In the Gulf states, immigrant women – usually Filipinas – have also been shot and beheaded for the murder of Saudi men and women who, according to testimony, had grossly mistreated them and in some cases tried to rape them. Almost all underwent unfair trials. Saudi Arabia executed 40 women between 1990 and 2010. In the Iranian town of Neka, Atefah Rajabi Sahaaleh, whose birth certificate showed she was only 16, was accused in 2004 of having sex with her married boyfriend. She told a family member that she had been repeatedly raped by the 51-year-old man. The judge was reportedly furious at her eloquent self-defence and is said to have personally put the noose around her neck before watching her death throes as she was hauled into the air by a lorry-mounted hydraulic crane.
There is a disturbing argument, of course. If we are outraged at this despicable treatment of women, does this mean that we are less outraged when men are tortured and executed? For, the moment we express our special disgust at the shameful plight of women facing the torturer and the executioner, we are suggesting, are we not, that the judicial murder of men is less wicked? Not true. If women are more vulnerable – as they certainly are in the Middle East – then their need for protection is all the greater. But this is about the one thing we Westerners never bring to the Middle East when we promise freedom and “democracy” for all: justice and mercy.
The walking wounded
A “viewers are advised” story. Going through my Dad’s papers the other day for a radio interview on his minor role as a First World War soldier on the Somme in 1918, I found a pamphlet for the Preston Hall Colony near Maidstone. Bill Fisk used to raise money for this Kentish cottage settlement for ex-soldiers suffering from severe lung disease, tuberculosis and mustard gas inhaled in the trenches of the Western Front. Long into the 1950s these old soldiers lived, coughing and sleeping and dying in summer on wooden balconies outside their homes.

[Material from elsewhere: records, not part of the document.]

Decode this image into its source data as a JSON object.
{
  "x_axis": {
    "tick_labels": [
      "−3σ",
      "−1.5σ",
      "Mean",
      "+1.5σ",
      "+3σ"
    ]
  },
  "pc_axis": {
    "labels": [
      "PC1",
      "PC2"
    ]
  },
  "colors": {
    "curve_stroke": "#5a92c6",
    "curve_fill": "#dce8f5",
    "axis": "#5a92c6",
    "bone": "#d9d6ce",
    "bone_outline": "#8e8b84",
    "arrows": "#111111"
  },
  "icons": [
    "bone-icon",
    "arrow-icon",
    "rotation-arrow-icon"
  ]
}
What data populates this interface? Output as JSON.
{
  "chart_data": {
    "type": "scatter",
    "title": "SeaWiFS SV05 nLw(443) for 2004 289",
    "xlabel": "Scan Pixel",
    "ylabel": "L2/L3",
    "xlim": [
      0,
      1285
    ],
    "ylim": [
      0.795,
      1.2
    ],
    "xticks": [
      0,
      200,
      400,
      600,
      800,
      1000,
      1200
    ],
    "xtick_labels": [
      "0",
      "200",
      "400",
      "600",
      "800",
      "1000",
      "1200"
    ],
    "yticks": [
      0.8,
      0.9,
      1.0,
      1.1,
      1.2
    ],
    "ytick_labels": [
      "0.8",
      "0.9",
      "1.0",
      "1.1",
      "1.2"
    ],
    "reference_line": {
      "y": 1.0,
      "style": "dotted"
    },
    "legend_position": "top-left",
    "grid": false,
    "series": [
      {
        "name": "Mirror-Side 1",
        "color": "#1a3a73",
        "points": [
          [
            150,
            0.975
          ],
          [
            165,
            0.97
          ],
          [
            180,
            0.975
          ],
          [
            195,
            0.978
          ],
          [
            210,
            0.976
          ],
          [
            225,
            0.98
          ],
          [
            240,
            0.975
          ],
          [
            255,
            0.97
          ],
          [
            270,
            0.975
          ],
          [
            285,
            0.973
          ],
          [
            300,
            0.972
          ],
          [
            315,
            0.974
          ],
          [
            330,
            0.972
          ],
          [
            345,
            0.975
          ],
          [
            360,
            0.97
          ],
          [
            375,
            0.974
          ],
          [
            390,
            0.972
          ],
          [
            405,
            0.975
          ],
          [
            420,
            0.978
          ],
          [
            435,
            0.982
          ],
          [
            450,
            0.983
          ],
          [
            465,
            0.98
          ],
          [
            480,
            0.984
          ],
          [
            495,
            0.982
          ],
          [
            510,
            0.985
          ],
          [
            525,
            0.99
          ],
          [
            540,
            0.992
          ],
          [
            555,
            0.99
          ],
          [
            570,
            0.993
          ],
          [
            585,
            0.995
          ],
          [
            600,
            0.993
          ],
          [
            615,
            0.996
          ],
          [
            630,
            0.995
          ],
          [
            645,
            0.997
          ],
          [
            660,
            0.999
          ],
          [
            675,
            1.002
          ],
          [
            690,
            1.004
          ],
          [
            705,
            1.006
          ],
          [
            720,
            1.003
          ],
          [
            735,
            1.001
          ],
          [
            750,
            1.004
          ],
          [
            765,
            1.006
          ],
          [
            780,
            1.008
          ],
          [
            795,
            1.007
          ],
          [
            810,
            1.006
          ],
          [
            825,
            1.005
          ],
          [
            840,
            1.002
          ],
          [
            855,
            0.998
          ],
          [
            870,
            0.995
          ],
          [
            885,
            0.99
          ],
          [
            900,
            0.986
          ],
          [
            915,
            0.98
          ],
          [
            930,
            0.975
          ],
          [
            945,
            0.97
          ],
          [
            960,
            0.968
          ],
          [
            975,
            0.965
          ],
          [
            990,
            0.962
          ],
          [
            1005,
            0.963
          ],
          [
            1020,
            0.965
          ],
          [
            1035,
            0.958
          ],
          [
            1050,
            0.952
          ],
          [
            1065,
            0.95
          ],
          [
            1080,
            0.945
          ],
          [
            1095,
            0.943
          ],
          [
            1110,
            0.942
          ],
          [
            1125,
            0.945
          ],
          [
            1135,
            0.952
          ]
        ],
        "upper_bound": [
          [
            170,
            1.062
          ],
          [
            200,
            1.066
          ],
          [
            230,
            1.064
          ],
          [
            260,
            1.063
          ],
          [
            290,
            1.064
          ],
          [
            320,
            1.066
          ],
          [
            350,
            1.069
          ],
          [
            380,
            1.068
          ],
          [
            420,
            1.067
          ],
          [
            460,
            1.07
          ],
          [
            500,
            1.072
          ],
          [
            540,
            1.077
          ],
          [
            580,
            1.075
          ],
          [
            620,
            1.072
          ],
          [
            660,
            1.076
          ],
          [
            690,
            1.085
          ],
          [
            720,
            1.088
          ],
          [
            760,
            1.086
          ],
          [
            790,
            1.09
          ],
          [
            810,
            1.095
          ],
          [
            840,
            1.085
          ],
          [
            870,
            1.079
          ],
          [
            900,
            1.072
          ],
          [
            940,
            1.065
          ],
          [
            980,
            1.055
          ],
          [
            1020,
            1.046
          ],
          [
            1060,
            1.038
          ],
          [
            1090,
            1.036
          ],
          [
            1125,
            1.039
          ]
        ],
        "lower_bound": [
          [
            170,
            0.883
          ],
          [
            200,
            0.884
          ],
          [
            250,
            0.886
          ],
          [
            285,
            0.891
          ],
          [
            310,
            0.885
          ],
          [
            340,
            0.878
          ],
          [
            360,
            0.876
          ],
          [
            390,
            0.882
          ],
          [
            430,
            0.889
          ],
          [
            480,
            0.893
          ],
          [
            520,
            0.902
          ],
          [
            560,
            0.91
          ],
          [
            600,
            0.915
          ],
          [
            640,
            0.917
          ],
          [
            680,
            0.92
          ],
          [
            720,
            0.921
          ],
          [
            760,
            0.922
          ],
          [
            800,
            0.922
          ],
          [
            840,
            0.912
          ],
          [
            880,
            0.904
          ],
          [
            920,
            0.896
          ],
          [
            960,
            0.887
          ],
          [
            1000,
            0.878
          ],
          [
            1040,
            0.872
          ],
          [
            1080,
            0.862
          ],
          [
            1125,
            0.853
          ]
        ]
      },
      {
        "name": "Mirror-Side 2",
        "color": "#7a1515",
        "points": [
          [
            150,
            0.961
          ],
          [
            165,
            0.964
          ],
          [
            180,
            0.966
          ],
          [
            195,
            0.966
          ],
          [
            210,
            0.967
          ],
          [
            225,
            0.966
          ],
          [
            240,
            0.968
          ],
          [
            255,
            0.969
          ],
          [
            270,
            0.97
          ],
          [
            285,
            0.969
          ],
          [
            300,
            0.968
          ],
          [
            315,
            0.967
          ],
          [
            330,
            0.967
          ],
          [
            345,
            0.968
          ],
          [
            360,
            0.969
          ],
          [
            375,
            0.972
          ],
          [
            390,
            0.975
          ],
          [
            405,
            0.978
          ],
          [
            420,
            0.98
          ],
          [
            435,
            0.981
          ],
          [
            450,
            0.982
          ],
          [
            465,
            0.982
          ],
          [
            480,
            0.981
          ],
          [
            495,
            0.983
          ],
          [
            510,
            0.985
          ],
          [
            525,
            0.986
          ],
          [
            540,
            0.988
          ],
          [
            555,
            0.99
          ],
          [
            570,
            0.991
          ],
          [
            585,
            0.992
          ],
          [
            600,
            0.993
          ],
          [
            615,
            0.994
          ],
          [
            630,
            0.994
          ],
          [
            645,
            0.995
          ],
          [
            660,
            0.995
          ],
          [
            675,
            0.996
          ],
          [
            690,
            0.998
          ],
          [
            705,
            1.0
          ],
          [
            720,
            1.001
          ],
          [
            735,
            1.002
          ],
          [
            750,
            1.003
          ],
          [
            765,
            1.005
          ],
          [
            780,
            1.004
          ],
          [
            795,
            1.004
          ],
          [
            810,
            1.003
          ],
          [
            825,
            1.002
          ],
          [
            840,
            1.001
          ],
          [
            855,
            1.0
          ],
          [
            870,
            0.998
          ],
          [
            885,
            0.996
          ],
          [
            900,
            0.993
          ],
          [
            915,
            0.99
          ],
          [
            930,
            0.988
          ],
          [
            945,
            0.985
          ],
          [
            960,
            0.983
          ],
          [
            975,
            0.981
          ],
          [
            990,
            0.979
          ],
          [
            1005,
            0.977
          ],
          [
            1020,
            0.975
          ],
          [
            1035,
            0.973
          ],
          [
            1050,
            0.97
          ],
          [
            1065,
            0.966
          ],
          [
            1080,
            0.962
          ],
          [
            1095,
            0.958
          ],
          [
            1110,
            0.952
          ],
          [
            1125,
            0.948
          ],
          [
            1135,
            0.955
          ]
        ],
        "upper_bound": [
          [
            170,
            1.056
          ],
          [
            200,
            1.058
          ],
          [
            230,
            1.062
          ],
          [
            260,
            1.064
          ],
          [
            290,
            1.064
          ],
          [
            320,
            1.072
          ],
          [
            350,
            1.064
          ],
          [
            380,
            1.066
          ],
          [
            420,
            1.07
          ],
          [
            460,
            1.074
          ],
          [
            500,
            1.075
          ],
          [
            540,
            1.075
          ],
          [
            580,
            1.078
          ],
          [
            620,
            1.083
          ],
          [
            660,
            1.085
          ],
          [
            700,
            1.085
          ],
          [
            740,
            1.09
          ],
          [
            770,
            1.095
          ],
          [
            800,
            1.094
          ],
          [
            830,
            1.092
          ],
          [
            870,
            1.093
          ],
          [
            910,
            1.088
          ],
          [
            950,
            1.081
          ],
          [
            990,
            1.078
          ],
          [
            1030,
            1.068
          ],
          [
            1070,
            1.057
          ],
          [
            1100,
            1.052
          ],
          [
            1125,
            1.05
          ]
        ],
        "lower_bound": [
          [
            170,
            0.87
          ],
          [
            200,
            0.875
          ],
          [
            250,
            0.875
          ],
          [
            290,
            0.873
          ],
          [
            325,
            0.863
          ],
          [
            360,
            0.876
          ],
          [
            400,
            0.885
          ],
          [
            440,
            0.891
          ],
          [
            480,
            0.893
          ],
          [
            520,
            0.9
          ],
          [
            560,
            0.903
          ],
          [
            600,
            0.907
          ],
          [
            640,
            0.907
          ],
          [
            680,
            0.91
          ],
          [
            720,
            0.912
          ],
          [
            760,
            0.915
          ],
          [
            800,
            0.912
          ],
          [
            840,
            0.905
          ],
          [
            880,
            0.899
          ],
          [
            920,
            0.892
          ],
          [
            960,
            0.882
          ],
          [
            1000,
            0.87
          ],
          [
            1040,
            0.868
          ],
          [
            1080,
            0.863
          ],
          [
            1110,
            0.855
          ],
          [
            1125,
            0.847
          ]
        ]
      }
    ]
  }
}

One day, I recall, I travelled with my dad on one of his visits to Preston Hall where doctors wanted to explain to him the after-effects of gas. On a table in the centre of the room were a series of what appeared to be deflated brown plastic bags. “You’re not squeamish?” one of the doctors asked. My father suddenly raised his hand and said, “We don’t want to see that”, and I was hurried from the room. He didn’t need to be shown the lungs of the latest victims of the Western Front. Today, he would be exactly 122 years old – happy, I dare say, to miss the centenary celebrations.